Essendo gli italiani ladri hanno eletto il re dei ladri. Essendo mafiosi, banchieri, industriali, hanno eletto il loro campione. Quando mai eleggeremo persone onorevoli, cioè note per la loro onestà, note per aver dedicato la propria vita al bene della comunità?

L’unica rivoluzione fondamentale, che libererebbe il nostro Paese da una secolare condizione di arretratezza e schiavitù, è l’onestà. L’onestà è la virtù che ci libererebbe dalla burocrazia: fatta, gestita e applicata da disonesti per alimentare ricatti e corruzione, potere irrazionale. L’onestà applicata all’economia renderebbe ecologica la produzione, il trasporto e la distribuzione delle risorse, mentre oggi tutto è dominato dalla diffidenza motivata dal ladrocinio sistematico, per cui tutti, anche gli onesti, applicano una difesa passiva tentando di essere derubati un po’ meno.

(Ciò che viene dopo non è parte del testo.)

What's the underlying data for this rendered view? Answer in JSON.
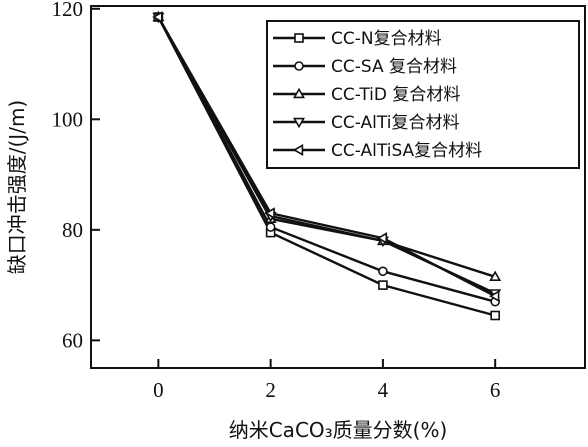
{
  "chart_data": {
    "type": "line",
    "xlabel": "纳米CaCO₃质量分数(%)",
    "ylabel": "缺口冲击强度/(J/m)",
    "xlim": [
      -1.2,
      7.6
    ],
    "ylim": [
      55,
      120.5
    ],
    "xticks": [
      0,
      2,
      4,
      6
    ],
    "yticks": [
      60,
      80,
      100,
      120
    ],
    "grid": false,
    "legend_position": "top-right",
    "x": [
      0,
      2,
      4,
      6
    ],
    "series": [
      {
        "name": "CC-N复合材料",
        "marker": "square",
        "values": [
          118.5,
          79.5,
          70,
          64.5
        ]
      },
      {
        "name": "CC-SA 复合材料",
        "marker": "circle",
        "values": [
          118.5,
          80.5,
          72.5,
          67
        ]
      },
      {
        "name": "CC-TiD 复合材料",
        "marker": "triangle-up",
        "values": [
          118.5,
          82,
          78,
          71.5
        ]
      },
      {
        "name": "CC-AlTi复合材料",
        "marker": "triangle-down",
        "values": [
          118.5,
          82.5,
          78,
          68.5
        ]
      },
      {
        "name": "CC-AlTiSA复合材料",
        "marker": "triangle-left",
        "values": [
          118.5,
          83,
          78.5,
          68
        ]
      }
    ]
  }
}
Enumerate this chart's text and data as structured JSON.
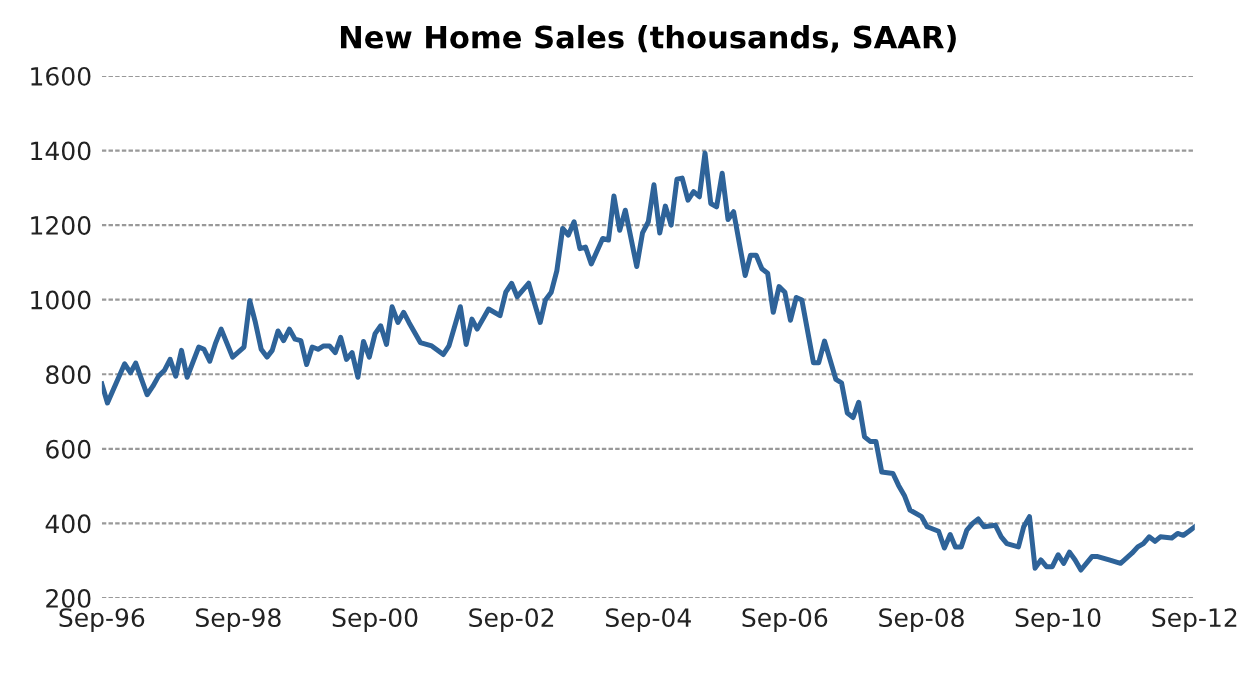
{
  "chart_data": {
    "type": "line",
    "title": "New Home Sales (thousands, SAAR)",
    "x": [
      "1996-09",
      "1996-10",
      "1997-01",
      "1997-02",
      "1997-03",
      "1997-05",
      "1997-06",
      "1997-07",
      "1997-08",
      "1997-09",
      "1997-10",
      "1997-11",
      "1997-12",
      "1998-02",
      "1998-03",
      "1998-04",
      "1998-05",
      "1998-06",
      "1998-08",
      "1998-10",
      "1998-11",
      "1998-12",
      "1999-01",
      "1999-02",
      "1999-03",
      "1999-04",
      "1999-05",
      "1999-06",
      "1999-07",
      "1999-08",
      "1999-09",
      "1999-10",
      "1999-11",
      "1999-12",
      "2000-01",
      "2000-02",
      "2000-03",
      "2000-04",
      "2000-05",
      "2000-06",
      "2000-07",
      "2000-08",
      "2000-09",
      "2000-10",
      "2000-11",
      "2000-12",
      "2001-01",
      "2001-02",
      "2001-03",
      "2001-05",
      "2001-07",
      "2001-09",
      "2001-10",
      "2001-12",
      "2002-01",
      "2002-02",
      "2002-03",
      "2002-05",
      "2002-07",
      "2002-08",
      "2002-09",
      "2002-10",
      "2002-12",
      "2003-02",
      "2003-03",
      "2003-04",
      "2003-05",
      "2003-06",
      "2003-07",
      "2003-08",
      "2003-09",
      "2003-10",
      "2003-11",
      "2004-01",
      "2004-02",
      "2004-03",
      "2004-04",
      "2004-05",
      "2004-07",
      "2004-08",
      "2004-09",
      "2004-10",
      "2004-11",
      "2004-12",
      "2005-01",
      "2005-02",
      "2005-03",
      "2005-04",
      "2005-05",
      "2005-06",
      "2005-07",
      "2005-08",
      "2005-09",
      "2005-10",
      "2005-11",
      "2005-12",
      "2006-02",
      "2006-03",
      "2006-04",
      "2006-05",
      "2006-06",
      "2006-07",
      "2006-08",
      "2006-09",
      "2006-10",
      "2006-11",
      "2006-12",
      "2007-02",
      "2007-03",
      "2007-04",
      "2007-06",
      "2007-07",
      "2007-08",
      "2007-09",
      "2007-10",
      "2007-11",
      "2007-12",
      "2008-01",
      "2008-02",
      "2008-04",
      "2008-05",
      "2008-06",
      "2008-07",
      "2008-09",
      "2008-10",
      "2008-12",
      "2009-01",
      "2009-02",
      "2009-03",
      "2009-04",
      "2009-05",
      "2009-06",
      "2009-07",
      "2009-08",
      "2009-10",
      "2009-11",
      "2009-12",
      "2010-02",
      "2010-03",
      "2010-04",
      "2010-05",
      "2010-06",
      "2010-07",
      "2010-08",
      "2010-09",
      "2010-10",
      "2010-11",
      "2010-12",
      "2011-01",
      "2011-03",
      "2011-04",
      "2011-06",
      "2011-08",
      "2011-10",
      "2011-11",
      "2011-12",
      "2012-01",
      "2012-02",
      "2012-03",
      "2012-05",
      "2012-06",
      "2012-07",
      "2012-08",
      "2012-09"
    ],
    "series": [
      {
        "color": "#2e6399",
        "values": [
          774,
          723,
          828,
          804,
          830,
          745,
          768,
          795,
          810,
          840,
          795,
          864,
          792,
          873,
          867,
          835,
          882,
          921,
          846,
          873,
          997,
          939,
          867,
          846,
          864,
          916,
          890,
          921,
          894,
          890,
          826,
          873,
          867,
          876,
          876,
          858,
          899,
          840,
          858,
          792,
          888,
          846,
          909,
          930,
          880,
          981,
          939,
          966,
          939,
          885,
          876,
          853,
          876,
          981,
          880,
          948,
          921,
          975,
          957,
          1020,
          1044,
          1008,
          1044,
          939,
          999,
          1020,
          1078,
          1191,
          1173,
          1209,
          1137,
          1141,
          1096,
          1164,
          1160,
          1278,
          1186,
          1240,
          1089,
          1179,
          1209,
          1308,
          1179,
          1251,
          1200,
          1323,
          1326,
          1267,
          1290,
          1276,
          1393,
          1258,
          1249,
          1339,
          1215,
          1236,
          1065,
          1119,
          1119,
          1083,
          1071,
          966,
          1035,
          1020,
          945,
          1006,
          999,
          831,
          831,
          889,
          786,
          777,
          696,
          684,
          725,
          632,
          620,
          620,
          538,
          534,
          502,
          475,
          436,
          418,
          391,
          379,
          334,
          370,
          337,
          337,
          382,
          400,
          412,
          391,
          395,
          364,
          346,
          337,
          391,
          418,
          280,
          302,
          284,
          284,
          316,
          293,
          323,
          302,
          275,
          311,
          311,
          302,
          293,
          320,
          337,
          346,
          364,
          352,
          364,
          361,
          373,
          368,
          379,
          391
        ]
      }
    ],
    "xlim": [
      "1996-09",
      "2012-09"
    ],
    "xticks": [
      {
        "value": "1996-09",
        "label": "Sep-96"
      },
      {
        "value": "1998-09",
        "label": "Sep-98"
      },
      {
        "value": "2000-09",
        "label": "Sep-00"
      },
      {
        "value": "2002-09",
        "label": "Sep-02"
      },
      {
        "value": "2004-09",
        "label": "Sep-04"
      },
      {
        "value": "2006-09",
        "label": "Sep-06"
      },
      {
        "value": "2008-09",
        "label": "Sep-08"
      },
      {
        "value": "2010-09",
        "label": "Sep-10"
      },
      {
        "value": "2012-09",
        "label": "Sep-12"
      }
    ],
    "ylim": [
      200,
      1600
    ],
    "yticks": [
      200,
      400,
      600,
      800,
      1000,
      1200,
      1400,
      1600
    ],
    "grid": "y",
    "marker": "none",
    "line_style": "solid"
  }
}
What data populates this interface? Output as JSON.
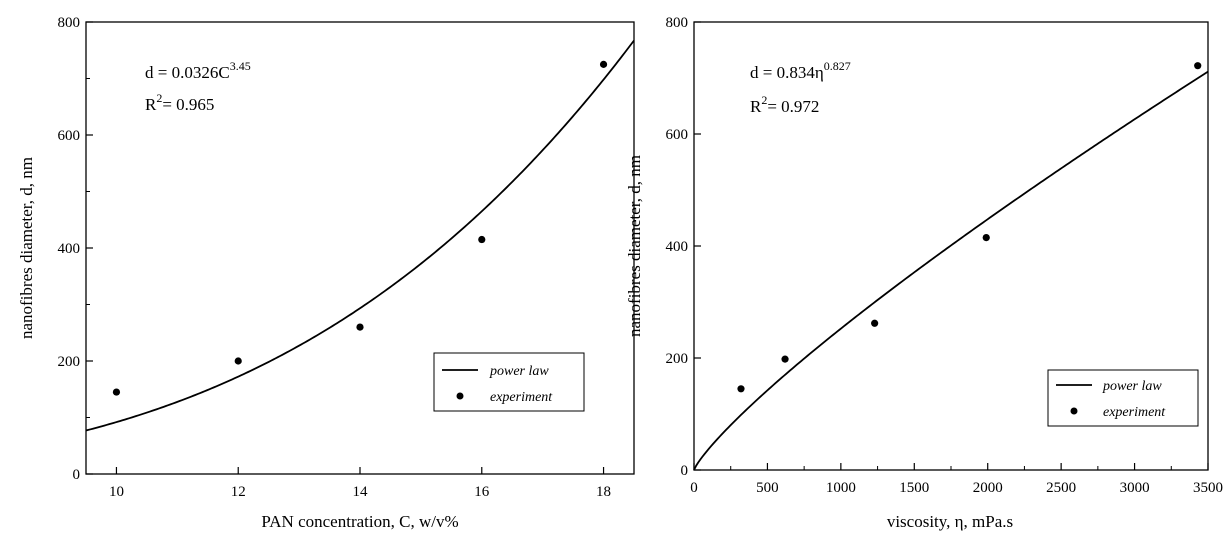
{
  "chart_data": [
    {
      "type": "scatter",
      "xlabel": "PAN concentration, C, w/v%",
      "ylabel": "nanofibres diameter, d, nm",
      "xlim": [
        9.5,
        18.5
      ],
      "ylim": [
        0,
        800
      ],
      "xticks": [
        "10",
        "12",
        "14",
        "16",
        "18"
      ],
      "yticks": [
        "0",
        "200",
        "400",
        "600",
        "800"
      ],
      "equation": {
        "prefix": "d = 0.0326C",
        "exponent": "3.45"
      },
      "r_squared": {
        "prefix": "R",
        "exponent": "2",
        "suffix": "= 0.965"
      },
      "fit": {
        "kind": "power",
        "coefficient": 0.0326,
        "exponent": 3.45
      },
      "series": [
        {
          "name": "power law",
          "kind": "line",
          "color": "#000000"
        },
        {
          "name": "experiment",
          "kind": "scatter",
          "color": "#000000",
          "points": [
            [
              10,
              145
            ],
            [
              12,
              200
            ],
            [
              14,
              260
            ],
            [
              16,
              415
            ],
            [
              18,
              725
            ]
          ]
        }
      ],
      "legend_position": "bottom-right",
      "grid": false
    },
    {
      "type": "scatter",
      "xlabel": "viscosity, η, mPa.s",
      "ylabel": "nanofibres diameter, d, nm",
      "xlim": [
        0,
        3500
      ],
      "ylim": [
        0,
        800
      ],
      "xticks": [
        "0",
        "500",
        "1000",
        "1500",
        "2000",
        "2500",
        "3000",
        "3500"
      ],
      "yticks": [
        "0",
        "200",
        "400",
        "600",
        "800"
      ],
      "equation": {
        "prefix": "d = 0.834η",
        "exponent": "0.827"
      },
      "r_squared": {
        "prefix": "R",
        "exponent": "2",
        "suffix": "= 0.972"
      },
      "fit": {
        "kind": "power",
        "coefficient": 0.834,
        "exponent": 0.827
      },
      "series": [
        {
          "name": "power law",
          "kind": "line",
          "color": "#000000"
        },
        {
          "name": "experiment",
          "kind": "scatter",
          "color": "#000000",
          "points": [
            [
              320,
              145
            ],
            [
              620,
              198
            ],
            [
              1230,
              262
            ],
            [
              1990,
              415
            ],
            [
              3430,
              722
            ]
          ]
        }
      ],
      "legend_position": "bottom-right",
      "grid": false
    }
  ]
}
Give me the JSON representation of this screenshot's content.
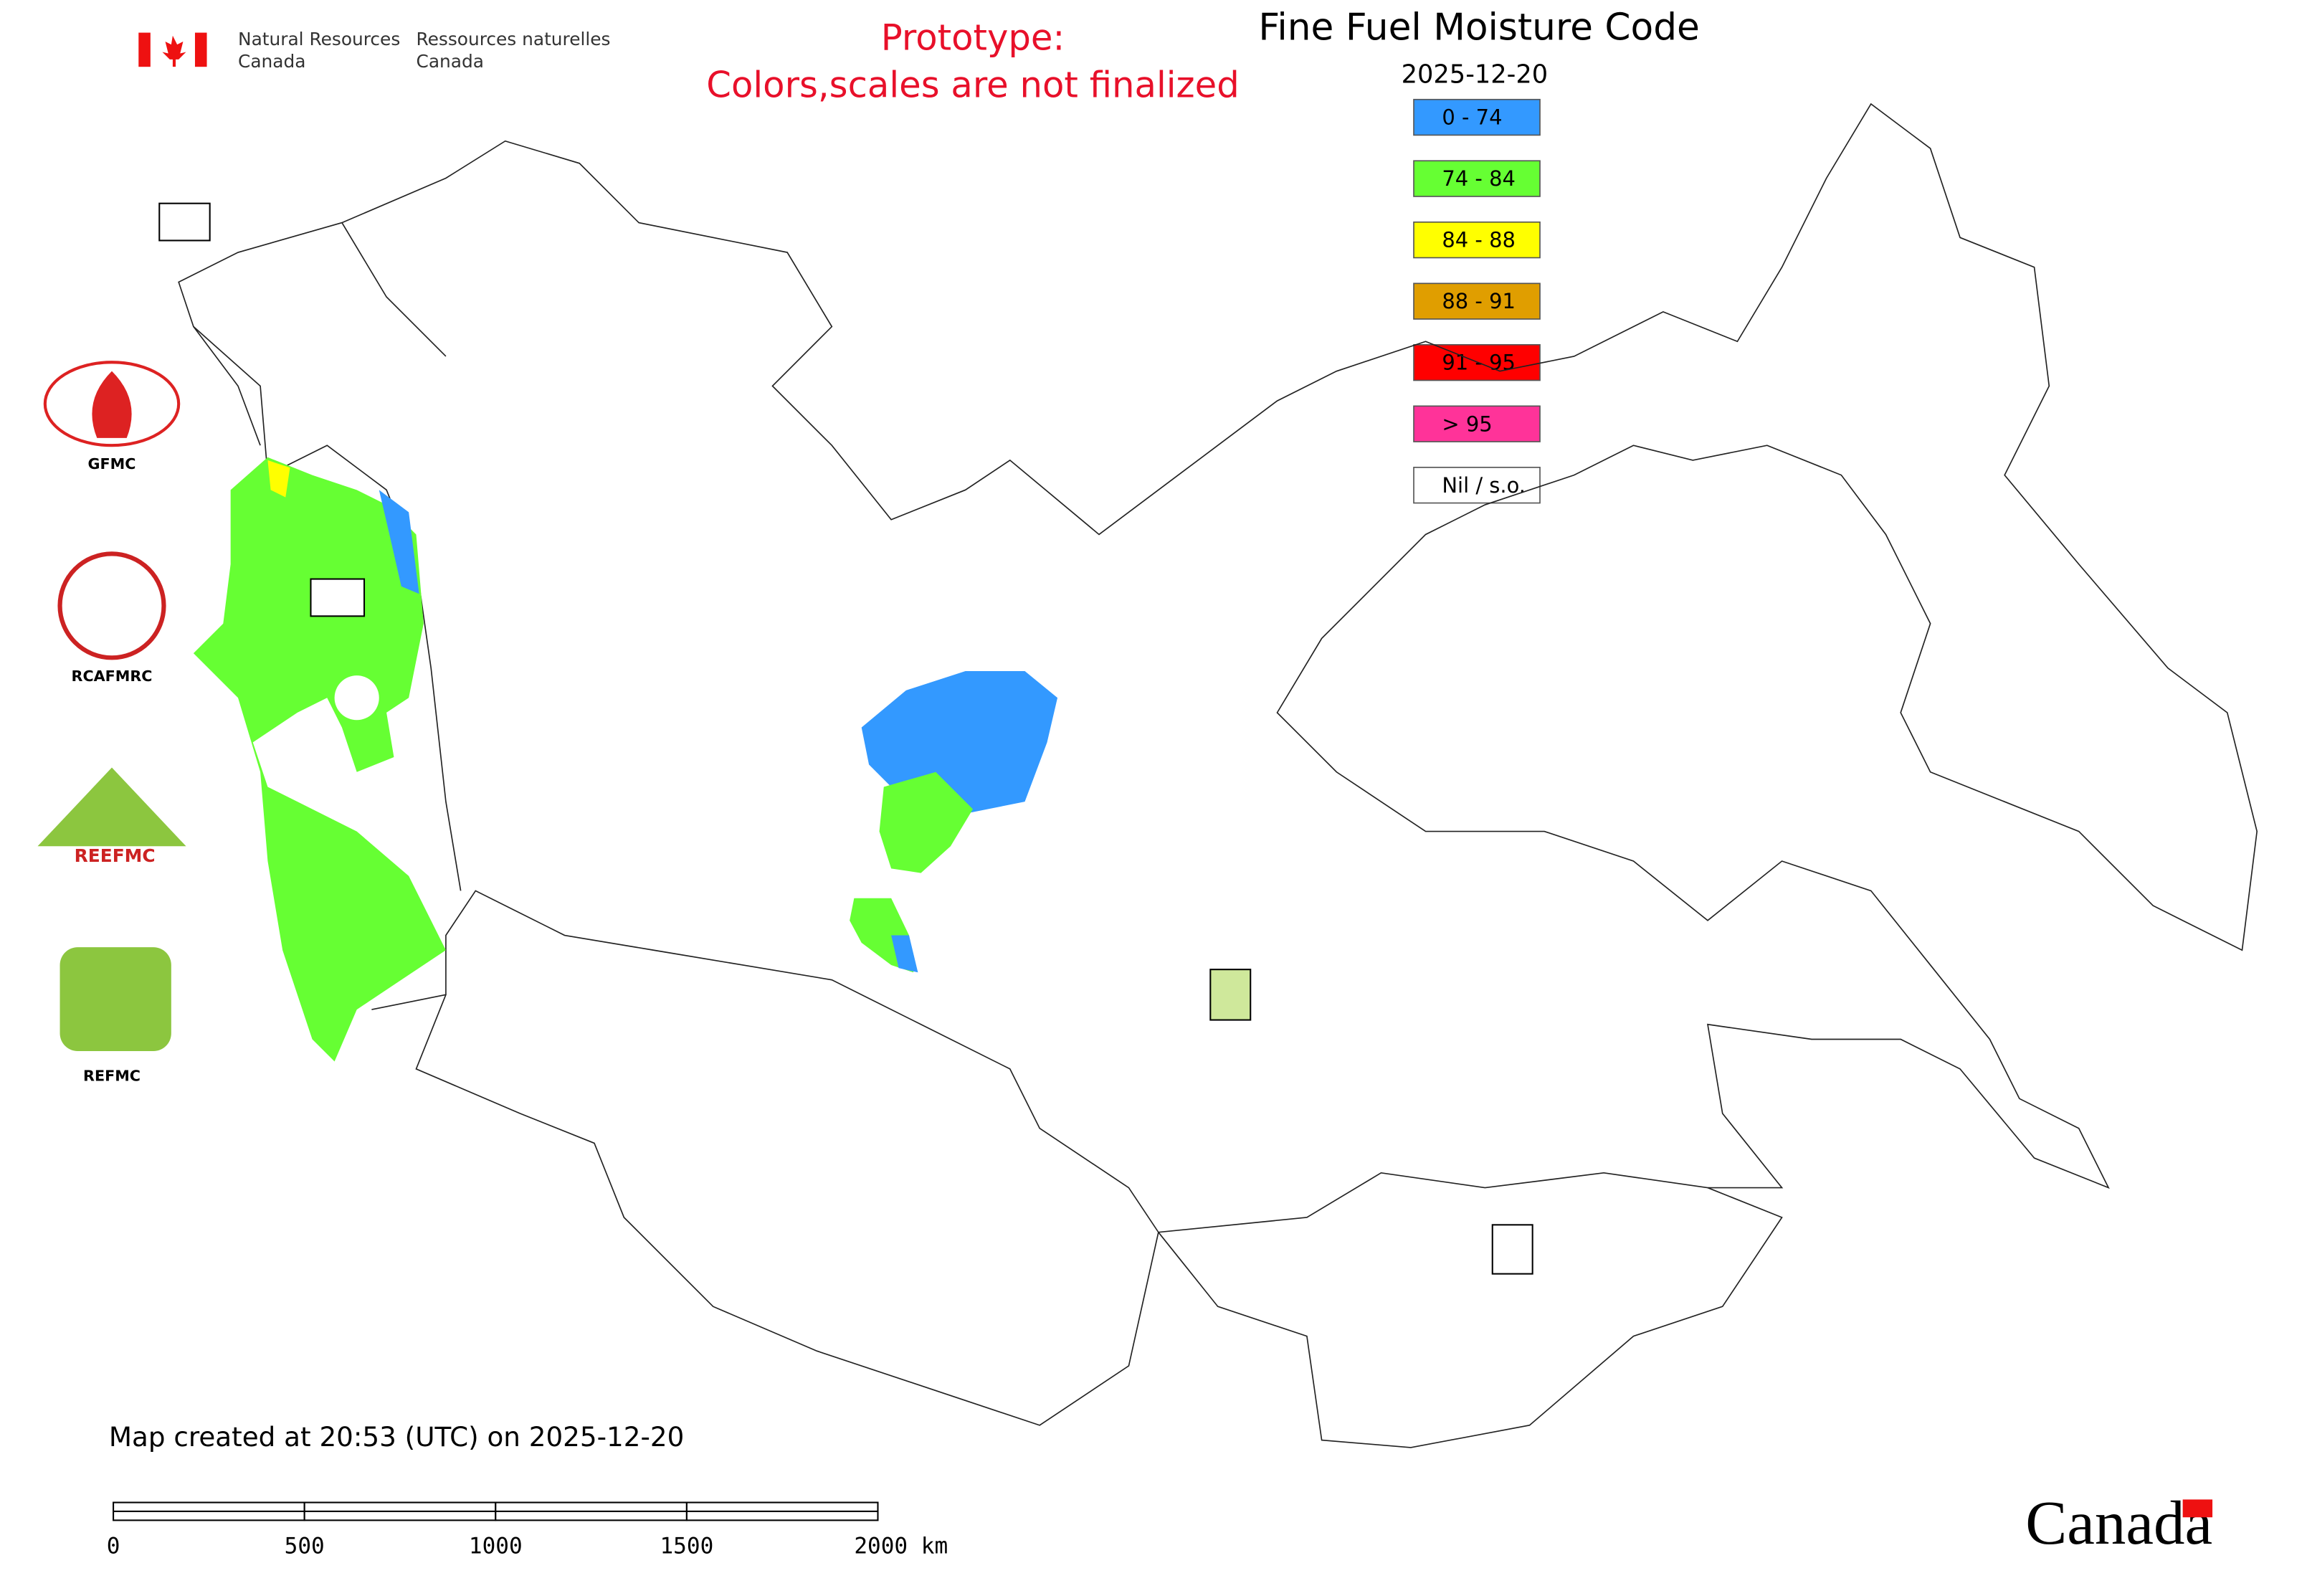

La condizione paradossale in cui ci troviamo è così alterata che diffidiamo soprattutto degli onesti o che ci appaiono tali, ritenendoli più bravi ad ingannare oppure idealisti utopici, che rapidamente verranno spazzati via dal potere «potente» del ladrocinio legalizzato, dal sistema finanziario.

Siamo quindi senza scampo, senza speranza, in una trappola senza vie d’uscita? La risposta è in noi, in ognuno di noi. Se pensiamo di essere più furbi degli altri; se pensiamo che l’onore è cosa d’altri tempi o per «perdigiorno» e ciò che conta è fare soldi il più in fretta possibile; se pensiamo che cogliere l’occasione e adeguarsi al potere, diventando più realisti del re, è lo scopo della politica; allora abbiamo le caratteristiche della vittima del «pacco», che, per essere truffata, deve credere di truffare.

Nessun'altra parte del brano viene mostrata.